An effort should be made at S. Maria Novella to get into the old cloisters, which are very large and indicate what a vast convent it once was. But there is no certainty. The way is to go through to the Palaestra and hope for the best. Here, as I have said in the second chapter, were lodged Pope Eugenius and his suite, when they came to the Council of Florence in 1439. These large and beautiful green cloisters are now deserted. Through certain windows on the left one may see chemists at work compounding drugs and perfumes after old Dominican recipes, to be sold at the Farmacia in the Via della Scala close by. The great refectory has been turned into a gymnasium.

The two obelisks, supported by tortoises and surmounted by beautiful lilies, in the Piazza of S. Maria Novella were used as boundaries in the chariot races held here under Cosimo I, and in the collection of old Florentine prints on the top floor of Michelangelo's house you may see representations of these races.

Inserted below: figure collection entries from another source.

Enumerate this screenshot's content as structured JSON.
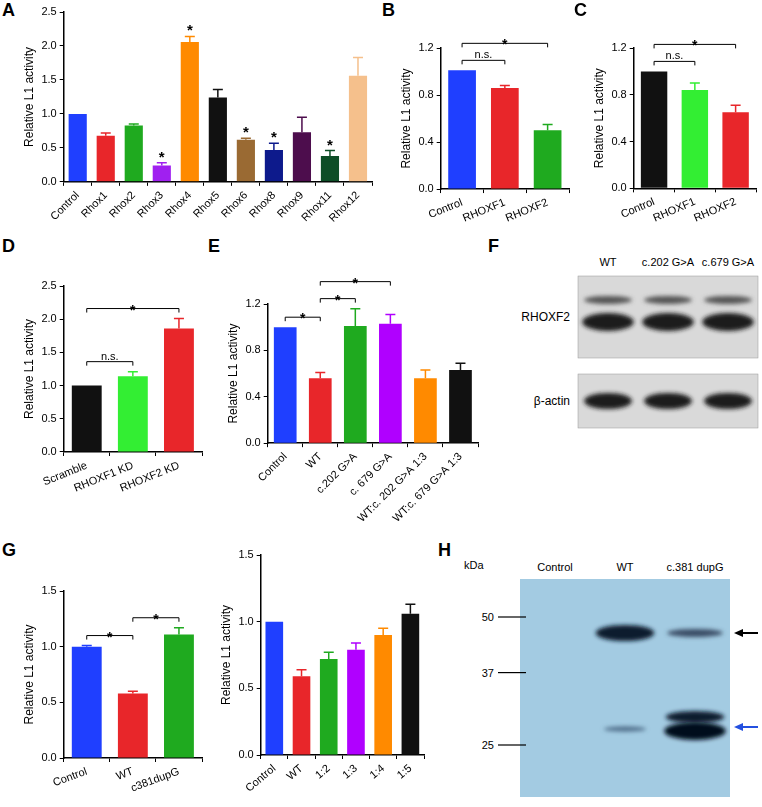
{
  "chart_data": [
    {
      "panel": "A",
      "type": "bar",
      "ylabel": "Relative L1 activity",
      "categories": [
        "Control",
        "Rhox1",
        "Rhox2",
        "Rhox3",
        "Rhox4",
        "Rhox5",
        "Rhox6",
        "Rhox8",
        "Rhox9",
        "Rhox11",
        "Rhox12"
      ],
      "values": [
        1.0,
        0.68,
        0.83,
        0.24,
        2.06,
        1.24,
        0.62,
        0.47,
        0.73,
        0.38,
        1.56
      ],
      "errors": [
        0.0,
        0.04,
        0.02,
        0.04,
        0.08,
        0.12,
        0.02,
        0.1,
        0.22,
        0.08,
        0.27
      ],
      "colors": [
        "#1f3fff",
        "#e8262a",
        "#1faa1f",
        "#a020f0",
        "#ff8a00",
        "#111111",
        "#9a6a33",
        "#0d1a8c",
        "#4d0d4d",
        "#0d4d26",
        "#f5c08c"
      ],
      "significance": [
        null,
        null,
        null,
        "*",
        "*",
        null,
        "*",
        "*",
        null,
        "*",
        null
      ],
      "ylim": [
        0,
        2.5
      ],
      "yticks": [
        {
          "value": 0,
          "label": "0.0"
        },
        0.5,
        {
          "value": 1,
          "label": "1.0"
        },
        1.5,
        {
          "value": 2,
          "label": "2.0"
        },
        2.5
      ],
      "grid": false
    },
    {
      "panel": "B",
      "type": "bar",
      "ylabel": "Relative L1 activity",
      "categories": [
        "Control",
        "RHOXF1",
        "RHOXF2"
      ],
      "values": [
        1.01,
        0.86,
        0.5
      ],
      "errors": [
        0.0,
        0.02,
        0.05
      ],
      "colors": [
        "#1f3fff",
        "#e8262a",
        "#1faa1f"
      ],
      "brackets": [
        {
          "from": "Control",
          "to": "RHOXF1",
          "label": "n.s."
        },
        {
          "from": "Control",
          "to": "RHOXF2",
          "label": "*"
        }
      ],
      "ylim": [
        0,
        1.2
      ],
      "yticks": [
        {
          "value": 0,
          "label": "0.0"
        },
        0.4,
        0.8,
        1.2
      ],
      "grid": false
    },
    {
      "panel": "C",
      "type": "bar",
      "ylabel": "Relative L1 activity",
      "categories": [
        "Control",
        "RHOXF1",
        "RHOXF2"
      ],
      "values": [
        1.0,
        0.84,
        0.65
      ],
      "errors": [
        0.0,
        0.06,
        0.06
      ],
      "colors": [
        "#111111",
        "#33ee33",
        "#e8262a"
      ],
      "brackets": [
        {
          "from": "Control",
          "to": "RHOXF1",
          "label": "n.s."
        },
        {
          "from": "Control",
          "to": "RHOXF2",
          "label": "*"
        }
      ],
      "ylim": [
        0,
        1.2
      ],
      "yticks": [
        {
          "value": 0,
          "label": "0.0"
        },
        0.4,
        0.8,
        1.2
      ],
      "grid": false
    },
    {
      "panel": "D",
      "type": "bar",
      "ylabel": "Relative L1 activity",
      "categories": [
        "Scramble",
        "RHOXF1 KD",
        "RHOXF2 KD"
      ],
      "values": [
        1.0,
        1.14,
        1.86
      ],
      "errors": [
        0.0,
        0.07,
        0.15
      ],
      "colors": [
        "#111111",
        "#33ee33",
        "#e8262a"
      ],
      "brackets": [
        {
          "from": "Scramble",
          "to": "RHOXF1 KD",
          "label": "n.s."
        },
        {
          "from": "Scramble",
          "to": "RHOXF2 KD",
          "label": "*"
        }
      ],
      "ylim": [
        0,
        2.5
      ],
      "yticks": [
        {
          "value": 0,
          "label": "0.0"
        },
        0.5,
        {
          "value": 1,
          "label": "1.0"
        },
        1.5,
        {
          "value": 2,
          "label": "2.0"
        },
        2.5
      ],
      "grid": false
    },
    {
      "panel": "E",
      "type": "bar",
      "ylabel": "Relative L1 activity",
      "categories": [
        "Control",
        "WT",
        "c.202 G>A",
        "c. 679 G>A",
        "WT:c. 202 G>A 1:3",
        "WT:c. 679 G>A 1:3"
      ],
      "values": [
        1.0,
        0.56,
        1.01,
        1.03,
        0.56,
        0.63
      ],
      "errors": [
        0.0,
        0.05,
        0.15,
        0.08,
        0.07,
        0.06
      ],
      "colors": [
        "#1f3fff",
        "#e8262a",
        "#1faa1f",
        "#b000ff",
        "#ff8a00",
        "#111111"
      ],
      "brackets": [
        {
          "from": "Control",
          "to": "WT",
          "label": "*"
        },
        {
          "from": "WT",
          "to": "c.202 G>A",
          "label": "*"
        },
        {
          "from": "WT",
          "to": "c. 679 G>A",
          "label": "*"
        }
      ],
      "ylim": [
        0,
        1.2
      ],
      "yticks": [
        {
          "value": 0,
          "label": "0.0"
        },
        0.4,
        0.8,
        1.2
      ],
      "grid": false
    },
    {
      "panel": "G",
      "type": "bar",
      "ylabel": "Relative L1 activity",
      "categories": [
        "Control",
        "WT",
        "c381dupG"
      ],
      "values": [
        1.0,
        0.58,
        1.11
      ],
      "errors": [
        0.01,
        0.02,
        0.06
      ],
      "colors": [
        "#1f3fff",
        "#e8262a",
        "#1faa1f"
      ],
      "brackets": [
        {
          "from": "Control",
          "to": "WT",
          "label": "*"
        },
        {
          "from": "WT",
          "to": "c381dupG",
          "label": "*"
        }
      ],
      "ylim": [
        0,
        1.5
      ],
      "yticks": [
        {
          "value": 0,
          "label": "0.0"
        },
        0.5,
        {
          "value": 1,
          "label": "1.0"
        },
        1.5
      ],
      "grid": false
    },
    {
      "type": "bar",
      "ylabel": "Relative L1 activity",
      "categories": [
        "Control",
        "WT",
        "1:2",
        "1:3",
        "1:4",
        "1:5"
      ],
      "values": [
        1.0,
        0.59,
        0.72,
        0.79,
        0.9,
        1.06
      ],
      "errors": [
        0.0,
        0.05,
        0.05,
        0.05,
        0.05,
        0.07
      ],
      "colors": [
        "#1f3fff",
        "#e8262a",
        "#1faa1f",
        "#b000ff",
        "#ff8a00",
        "#111111"
      ],
      "ylim": [
        0,
        1.5
      ],
      "yticks": [
        {
          "value": 0,
          "label": "0.0"
        },
        0.5,
        {
          "value": 1,
          "label": "1.0"
        },
        1.5
      ],
      "grid": false
    }
  ],
  "blots": [
    {
      "panel": "F",
      "lanes": [
        "WT",
        "c.202 G>A",
        "c.679 G>A"
      ],
      "rows": [
        "RHOXF2",
        "β-actin"
      ]
    },
    {
      "panel": "H",
      "unit": "kDa",
      "markers": [
        50,
        37,
        25
      ],
      "lanes": [
        "Control",
        "WT",
        "c.381 dupG"
      ]
    }
  ]
}
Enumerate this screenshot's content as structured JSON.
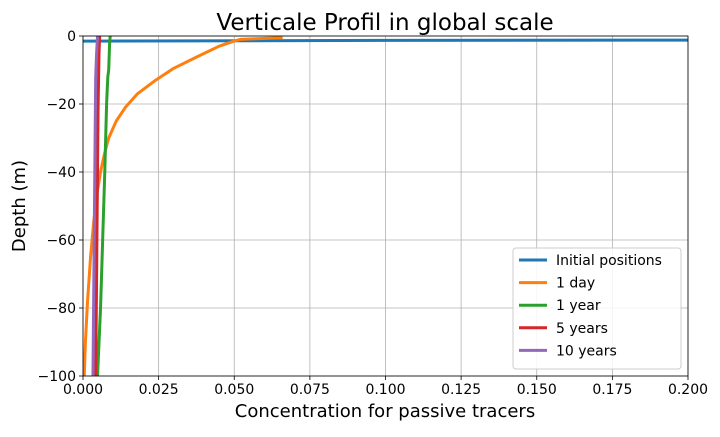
{
  "chart_data": {
    "type": "line",
    "title": "Verticale Profil in global scale",
    "xlabel": "Concentration for passive tracers",
    "ylabel": "Depth (m)",
    "xlim": [
      0.0,
      0.2
    ],
    "ylim": [
      -100,
      0
    ],
    "grid": true,
    "legend_position": "bottom-right",
    "x_ticks": [
      "0.000",
      "0.025",
      "0.050",
      "0.075",
      "0.100",
      "0.125",
      "0.150",
      "0.175",
      "0.200"
    ],
    "y_ticks": [
      "0",
      "−20",
      "−40",
      "−60",
      "−80",
      "−100"
    ],
    "series": [
      {
        "name": "Initial positions",
        "color": "#1f77b4",
        "points": [
          [
            0.0,
            -1.5
          ],
          [
            0.1,
            -1.3
          ],
          [
            0.2,
            -1.2
          ]
        ]
      },
      {
        "name": "1 day",
        "color": "#ff7f0e",
        "points": [
          [
            0.066,
            -0.5
          ],
          [
            0.06,
            -0.7
          ],
          [
            0.052,
            -1
          ],
          [
            0.05,
            -1.5
          ],
          [
            0.045,
            -3
          ],
          [
            0.038,
            -6
          ],
          [
            0.03,
            -9.5
          ],
          [
            0.024,
            -13
          ],
          [
            0.018,
            -17
          ],
          [
            0.014,
            -21
          ],
          [
            0.011,
            -25
          ],
          [
            0.0085,
            -30
          ],
          [
            0.007,
            -35
          ],
          [
            0.0058,
            -40
          ],
          [
            0.0045,
            -47
          ],
          [
            0.0035,
            -55
          ],
          [
            0.0025,
            -65
          ],
          [
            0.0015,
            -78
          ],
          [
            0.0008,
            -90
          ],
          [
            0.0004,
            -100
          ]
        ]
      },
      {
        "name": "1 year",
        "color": "#2ca02c",
        "points": [
          [
            0.009,
            0
          ],
          [
            0.0088,
            -2
          ],
          [
            0.0085,
            -10
          ],
          [
            0.0082,
            -12
          ],
          [
            0.0078,
            -20
          ],
          [
            0.0072,
            -40
          ],
          [
            0.0065,
            -60
          ],
          [
            0.0058,
            -80
          ],
          [
            0.0048,
            -100
          ]
        ]
      },
      {
        "name": "5 years",
        "color": "#d62728",
        "points": [
          [
            0.0055,
            0
          ],
          [
            0.0053,
            -5
          ],
          [
            0.0052,
            -10
          ],
          [
            0.005,
            -20
          ],
          [
            0.0048,
            -40
          ],
          [
            0.0046,
            -60
          ],
          [
            0.0044,
            -80
          ],
          [
            0.0042,
            -100
          ]
        ]
      },
      {
        "name": "10 years",
        "color": "#9467bd",
        "points": [
          [
            0.0048,
            0
          ],
          [
            0.0045,
            -5
          ],
          [
            0.0042,
            -12
          ],
          [
            0.004,
            -30
          ],
          [
            0.0038,
            -50
          ],
          [
            0.0036,
            -70
          ],
          [
            0.0034,
            -90
          ],
          [
            0.0033,
            -100
          ]
        ]
      }
    ]
  }
}
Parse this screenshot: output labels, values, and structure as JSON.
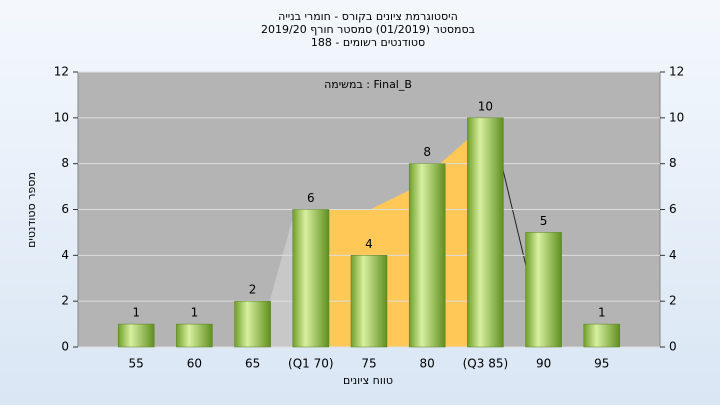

The charming loggia opposite S. Maria Novella, with della Robbia decorations, is the Loggia di S. Paolo, a school designed, it is thought, by Brunelleschi, and here, at the right hand end, we see S. Dominic himself in a friendly embrace with S. Francis, a very beautiful group by either Luca or Andrea della Robbia.

In the loggia cabmen now wrangle all day and all night. From it S. Maria Novella is seen under the best conditions, always cheerful and serene; while far behind the church is the huge Apennine where most of the weather of Florence seems to be manufactured. In mid April this year (1912) it still had its cap of snow.